The title of this article paraphrases an expression from computer science (“garbage in, garbage out”) referring to the consequences of analyzing low-quality data. In our study, some garbage in (between 4.7% and 10% of low-quality response vectors) has produced a lot of garbage out in the form of drastic alterations to the properties of the data. We can conclude that the presence of a small number of C/IE cases potentially has the following effects: it (a) leads to the incorrect rejection of a correct model because of a drastic deterioration in its statistical fit; (b) raises serious doubts about the dimensionality and internal structure of the data; (c) causes problems of convergent validity between sets of items that theoretically measure the same construct; (d) alters the structure of the data in multidimensional models; (e) substantially reduces the reliable variance explained by the trait factor; (f) produces large amounts of systematic error variance; (g) forces the researcher to fit models with method factors to account for this systematic variance, thereby introducing unnecessary complications in the estimation and interpretation of the measurement model and test scoring; and (h) reduces the reliability with which the model estimates the latent scores of all sample.
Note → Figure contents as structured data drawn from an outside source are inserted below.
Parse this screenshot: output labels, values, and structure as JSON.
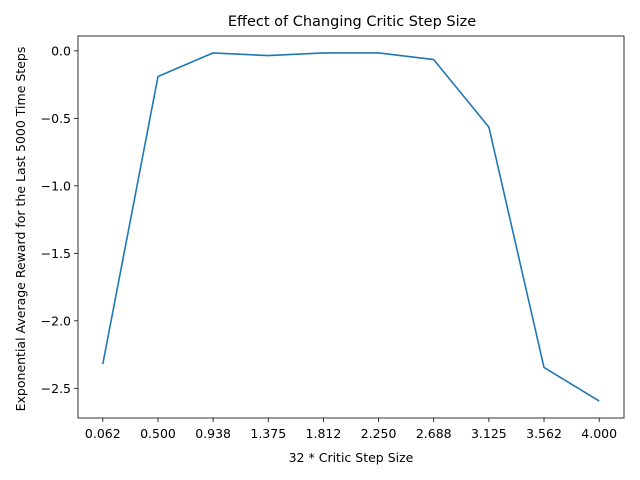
{
  "chart_data": {
    "type": "line",
    "title": "Effect of Changing Critic Step Size",
    "xlabel": "32 * Critic Step Size",
    "ylabel": "Exponential Average Reward for the Last 5000 Time Steps",
    "x_tick_labels": [
      "0.062",
      "0.500",
      "0.938",
      "1.375",
      "1.812",
      "2.250",
      "2.688",
      "3.125",
      "3.562",
      "4.000"
    ],
    "y_ticks": [
      0.0,
      -0.5,
      -1.0,
      -1.5,
      -2.0,
      -2.5
    ],
    "y_tick_labels": [
      "0.0",
      "−0.5",
      "−1.0",
      "−1.5",
      "−2.0",
      "−2.5"
    ],
    "ylim": [
      -2.72,
      0.11
    ],
    "grid": false,
    "series": [
      {
        "color": "#1f77b4",
        "x": [
          0.0625,
          0.5,
          0.9375,
          1.375,
          1.8125,
          2.25,
          2.6875,
          3.125,
          3.5625,
          4.0
        ],
        "values": [
          -2.32,
          -0.19,
          -0.015,
          -0.035,
          -0.015,
          -0.015,
          -0.065,
          -0.565,
          -2.345,
          -2.595
        ]
      }
    ]
  }
}
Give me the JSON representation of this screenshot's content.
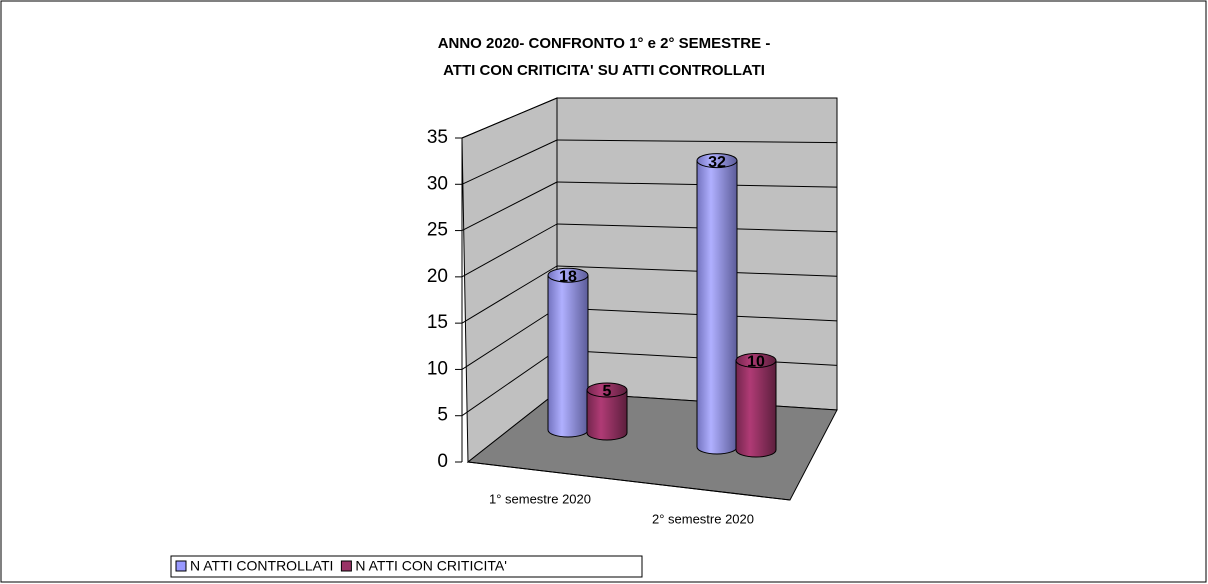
{
  "chart_data": {
    "type": "cylinder-bar",
    "title": [
      "ANNO 2020- CONFRONTO 1° e 2° SEMESTRE -",
      "ATTI CON CRITICITA' SU ATTI CONTROLLATI"
    ],
    "categories": [
      "1° semestre 2020",
      "2° semestre 2020"
    ],
    "series": [
      {
        "name": "N ATTI CONTROLLATI",
        "color": "#9999ff",
        "values": [
          18,
          32
        ]
      },
      {
        "name": "N ATTI CON CRITICITA'",
        "color": "#993366",
        "values": [
          5,
          10
        ]
      }
    ],
    "ylim": [
      0,
      35
    ],
    "yticks": [
      0,
      5,
      10,
      15,
      20,
      25,
      30,
      35
    ],
    "grid": true,
    "legend": "bottom-left"
  }
}
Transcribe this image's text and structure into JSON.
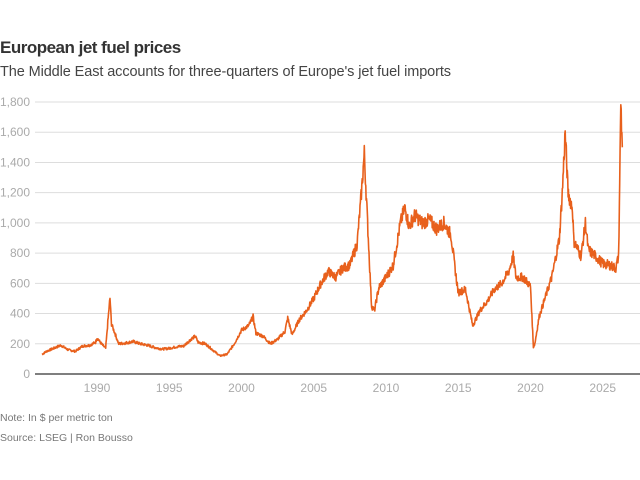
{
  "chart_data": {
    "type": "line",
    "title": "European jet fuel prices",
    "subtitle": "The Middle East accounts for three-quarters of Europe's jet fuel imports",
    "xlabel": "",
    "ylabel": "",
    "xlim": [
      1986,
      2026.4
    ],
    "ylim": [
      0,
      1800
    ],
    "yticks": [
      0,
      200,
      400,
      600,
      800,
      1000,
      1200,
      1400,
      1600,
      1800
    ],
    "ytick_labels": [
      "0",
      "200",
      "400",
      "600",
      "800",
      "1,000",
      "1,200",
      "1,400",
      "1,600",
      "1,800"
    ],
    "xticks": [
      1990,
      1995,
      2000,
      2005,
      2010,
      2015,
      2020,
      2025
    ],
    "xtick_labels": [
      "1990",
      "1995",
      "2000",
      "2005",
      "2010",
      "2015",
      "2020",
      "2025"
    ],
    "grid": true,
    "legend": "none",
    "color": "#e8601c",
    "series": [
      {
        "name": "European jet fuel price ($/metric ton)",
        "x": [
          1986.2,
          1986.5,
          1987.0,
          1987.5,
          1988.0,
          1988.5,
          1989.0,
          1989.5,
          1989.9,
          1990.0,
          1990.3,
          1990.6,
          1990.8,
          1990.9,
          1991.0,
          1991.2,
          1991.5,
          1992.0,
          1992.5,
          1993.0,
          1993.5,
          1994.0,
          1994.5,
          1995.0,
          1995.5,
          1996.0,
          1996.5,
          1996.8,
          1997.0,
          1997.5,
          1998.0,
          1998.5,
          1999.0,
          1999.5,
          2000.0,
          2000.5,
          2000.8,
          2001.0,
          2001.5,
          2002.0,
          2002.5,
          2003.0,
          2003.2,
          2003.5,
          2004.0,
          2004.5,
          2005.0,
          2005.5,
          2006.0,
          2006.5,
          2007.0,
          2007.5,
          2008.0,
          2008.3,
          2008.5,
          2008.7,
          2009.0,
          2009.2,
          2009.5,
          2010.0,
          2010.5,
          2011.0,
          2011.3,
          2011.6,
          2012.0,
          2012.5,
          2013.0,
          2013.5,
          2014.0,
          2014.5,
          2014.8,
          2015.0,
          2015.5,
          2016.0,
          2016.5,
          2017.0,
          2017.5,
          2018.0,
          2018.5,
          2018.8,
          2019.0,
          2019.5,
          2020.0,
          2020.2,
          2020.3,
          2020.6,
          2021.0,
          2021.5,
          2022.0,
          2022.2,
          2022.4,
          2022.6,
          2022.9,
          2023.0,
          2023.5,
          2023.8,
          2024.0,
          2024.5,
          2025.0,
          2025.5,
          2025.9,
          2026.1,
          2026.25,
          2026.35
        ],
        "values": [
          130,
          150,
          170,
          190,
          160,
          150,
          185,
          190,
          210,
          240,
          200,
          170,
          400,
          500,
          330,
          280,
          200,
          205,
          215,
          200,
          190,
          175,
          165,
          170,
          180,
          185,
          230,
          250,
          210,
          200,
          160,
          120,
          130,
          200,
          290,
          320,
          380,
          270,
          250,
          200,
          230,
          280,
          370,
          260,
          360,
          420,
          500,
          600,
          680,
          640,
          700,
          720,
          860,
          1200,
          1460,
          1050,
          450,
          420,
          570,
          640,
          720,
          1000,
          1100,
          980,
          1050,
          1000,
          1020,
          960,
          1000,
          920,
          680,
          540,
          560,
          320,
          420,
          480,
          560,
          600,
          680,
          780,
          640,
          640,
          580,
          180,
          200,
          380,
          500,
          650,
          900,
          1200,
          1600,
          1200,
          1100,
          880,
          780,
          1000,
          820,
          780,
          730,
          720,
          700,
          780,
          1800,
          1500
        ]
      }
    ]
  },
  "footer": {
    "note": "Note: In $ per metric ton",
    "source": "Source: LSEG | Ron Bousso"
  }
}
Although more research dedicated to improving our understanding of careless responding and refining methods to detect it is needed, researchers and practitioners have several ad hoc and post hoc tools for detecting at least the worst-quality response vectors (cf. Curran, 2016). We therefore encourage researchers to regularly incorporate response quality screening techniques into their studies, and editors and reviewers to require such assessments as part of data analysis.